The running, an aerobic type exercise, has benefits for the cardiovascular, pulmonary and metabolic system, improves self-esteem, helps prevent osteoporosis..., and also favors the developing fetus and the pregnant woman. Running during pregnancy facilitates the control of the weight, reduces the risk of developing preeclampsia, improves body posture, which helps prevent lower back pains, and facilitates delivery and physical recovery, among other advantages.
Therefore if you practice running normally and you've been pregnant, you can probably keep running but, in addition to talking to your doctor if your pregnancy conditions allow it, you have to adapt your training to your current physical state.

Tips for practicing running during pregnancy

If you are pregnant and want to practice running, here are a few tips that will serve to avoid problems:
Running during pregnancy helps control weight, reduces the risk of developing pre-eclampsia, helps prevent lower back pains, and facilitates delivery and physical recovery, among other advantages
· See a specialist. Both if you're an accomplished runner, as if you are beginner in this activity, your doctor should check your physical state and your pregnancy conditions.
· Running can affect the muscles of the pelvic floor, an area that can also be harmed by the pregnancy and childbirth, so it is suitable for a specialized professional to check the status of your pelvic floor.
· To control your physical effort, it should be that you run with a heart rate monitor, and do not exceed 140 keystrokes during training or reach the maximum aerobic threshold.

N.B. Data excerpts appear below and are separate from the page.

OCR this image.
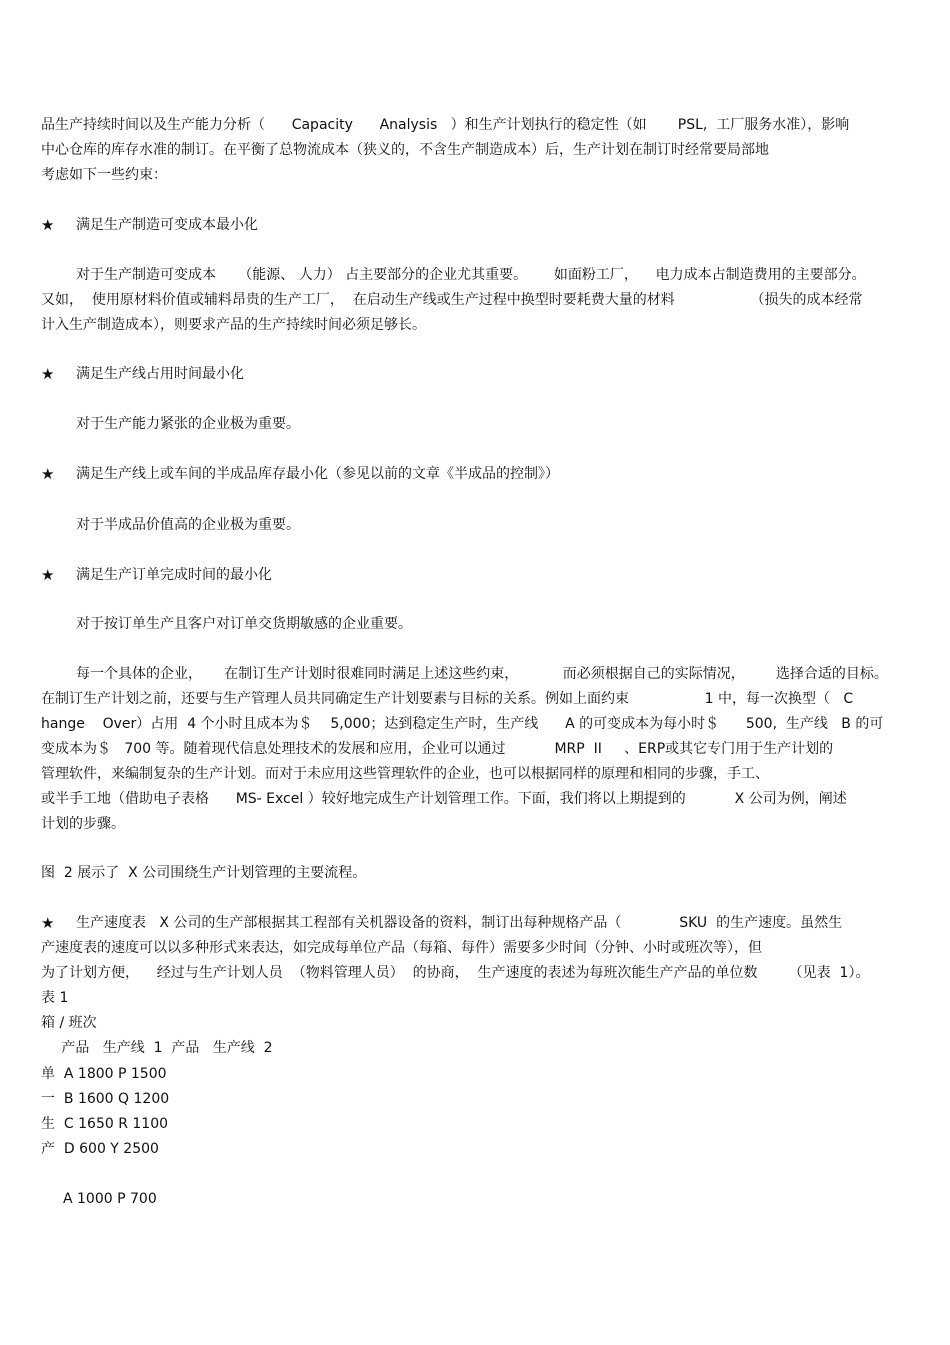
品生产持续时间以及生产能力分析（      Capacity      Analysis   ）和生产计划执行的稳定性（如       PSL,  工厂服务水准），影响
中心仓库的库存水准的制订。在平衡了总物流成本（狭义的，不含生产制造成本）后，生产计划在制订时经常要局部地
考虑如下一些约束：
★ 满足生产制造可变成本最小化
对于生产制造可变成本     （能源、 人力） 占主要部分的企业尤其重要。      如面粉工厂，    电力成本占制造费用的主要部分。
又如，  使用原材料价值或辅料昂贵的生产工厂，  在启动生产线或生产过程中换型时要耗费大量的材料                 （损失的成本经常
计入生产制造成本），则要求产品的生产持续时间必须足够长。
★ 满足生产线占用时间最小化
对于生产能力紧张的企业极为重要。
★ 满足生产线上或车间的半成品库存最小化（参见以前的文章《半成品的控制》）
对于半成品价值高的企业极为重要。
★ 满足生产订单完成时间的最小化
对于按订单生产且客户对订单交货期敏感的企业重要。
每一个具体的企业，     在制订生产计划时很难同时满足上述这些约束，          而必须根据自己的实际情况，       选择合适的目标。
在制订生产计划之前，还要与生产管理人员共同确定生产计划要素与目标的关系。例如上面约束                 1 中，每一次换型（   C
hange    Over）占用  4 个小时且成本为＄    5,000；达到稳定生产时，生产线      A 的可变成本为每小时＄      500,  生产线   B 的可
变成本为＄   700 等。随着现代信息处理技术的发展和应用，企业可以通过           MRP  II     、ERP或其它专门用于生产计划的
管理软件，来编制复杂的生产计划。而对于未应用这些管理软件的企业，也可以根据同样的原理和相同的步骤，手工、
或半手工地（借助电子表格      MS- Excel ）较好地完成生产计划管理工作。下面，我们将以上期提到的           X 公司为例，阐述
计划的步骤。
图  2 展示了  X 公司围绕生产计划管理的主要流程。
★ 生产速度表   X 公司的生产部根据其工程部有关机器设备的资料，制订出每种规格产品（             SKU  的生产速度。虽然生
产速度表的速度可以以多种形式来表达，如完成每单位产品（每箱、每件）需要多少时间（分钟、小时或班次等），但
为了计划方便，    经过与生产计划人员  （物料管理人员）  的协商，  生产速度的表述为每班次能生产产品的单位数       （见表  1）。
表 1
箱 / 班次
产品   生产线  1  产品   生产线  2
单  A 1800 P 1500
一  B 1600 Q 1200
生  C 1650 R 1100
产  D 600 Y 2500
A 1000 P 700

Another way to check if the pace is appropriate is to see if you can hold a conversation while running; If you need oxygen, will also miss your future baby.
· Don't run during the hottest part of the day and always stay well hydrated; exposure to excessive temperatures can cause hyperthermia to the fetus.
· Used running shoes right and runs on flat surfaces to reduce the risk of injury and falls. Pregnancy increases the ligamentous laxity, so pregnant women are more prone to sprains.
· It avoids the risk of hypoglycemia by following a proper diet, and take with you foods like nuts, crackers or fruit, if it is necessary to have a snack.
· If you're tired or don't find you well, you don't force; nothing happens because one day do not run, and you can simply take a walk if you want to stay active.
· If before being pregnant were sedentary or your physical activity was very limited, low-impact exercises, such as swimming or walking, are more appropriate for you than running.